「女子枠」と階級維持装置
近年、日本の大学入試や採用試験では、女性を対象とした選抜・公募、いわゆる「女子枠」が拡大しています。特に目立つのが理工系分野で、文部科学省の資料によれば、2026年度入学者選抜では、国公立大学だけでも理工系の女子を対象とする選抜を38大学49学部が実施しており、文部省は「入学者の多様性を確保する選抜」を各大学が実施することについて、一定の合理性があるとの認識を示しています。
こうした状況に対して、SNSでは「男性に対する逆差別ではないか」という批判が生じる一方、「女子枠を批判すること自体が女性差別だ」という再批判も行われています。
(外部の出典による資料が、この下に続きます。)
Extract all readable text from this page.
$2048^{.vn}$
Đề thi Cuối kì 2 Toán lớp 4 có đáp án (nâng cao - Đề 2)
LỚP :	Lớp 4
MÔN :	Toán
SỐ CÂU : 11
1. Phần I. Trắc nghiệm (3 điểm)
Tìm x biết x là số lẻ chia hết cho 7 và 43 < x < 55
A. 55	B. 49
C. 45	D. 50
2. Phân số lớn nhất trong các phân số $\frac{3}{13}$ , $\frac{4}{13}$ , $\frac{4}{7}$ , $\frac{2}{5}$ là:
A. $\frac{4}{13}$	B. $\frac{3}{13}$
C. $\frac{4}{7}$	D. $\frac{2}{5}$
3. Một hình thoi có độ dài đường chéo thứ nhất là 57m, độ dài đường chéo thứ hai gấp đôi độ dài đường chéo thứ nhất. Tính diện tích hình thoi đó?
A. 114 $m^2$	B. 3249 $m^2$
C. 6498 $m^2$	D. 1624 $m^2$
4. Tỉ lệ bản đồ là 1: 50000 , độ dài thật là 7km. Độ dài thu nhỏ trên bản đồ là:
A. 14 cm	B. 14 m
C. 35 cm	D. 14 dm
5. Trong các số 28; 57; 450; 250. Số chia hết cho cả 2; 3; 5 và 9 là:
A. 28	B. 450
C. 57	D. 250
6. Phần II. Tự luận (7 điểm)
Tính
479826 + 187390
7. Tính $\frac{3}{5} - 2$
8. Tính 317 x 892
女子枠をめぐる議論は、単なる入試制度の是非にとどまらず、「男女の機会均等とは何か」「結果の男女差をどこまで制度によって是正すべきなのか」「性別を理由に選抜することは差別なのか、それとも差別を是正するための措置なのか」といった問題へと広がっており、「女子枠」は、制度そのものの効果や公平性を検証する議論と、男女平等や女性差別をめぐる道徳的な評価が混線する、SNS上でも特に「炎上しやすいトピック」の一つになっています。
つい先日も、九州大学大学院教授の岡崎晴輝氏がX(旧Twitter)にて、
“「女子枠はおかしい」と憤っている男子高校生・浪人生が少なくないようです。そうした憤りを抱くのであれば、他の差別にも目を向けてください。人種差別、女性差別、学歴差別、職業差別、容姿差別、等々。同じような憤りを抱えている人は沢山いるのです。ぜひ広い視野を獲得してください。”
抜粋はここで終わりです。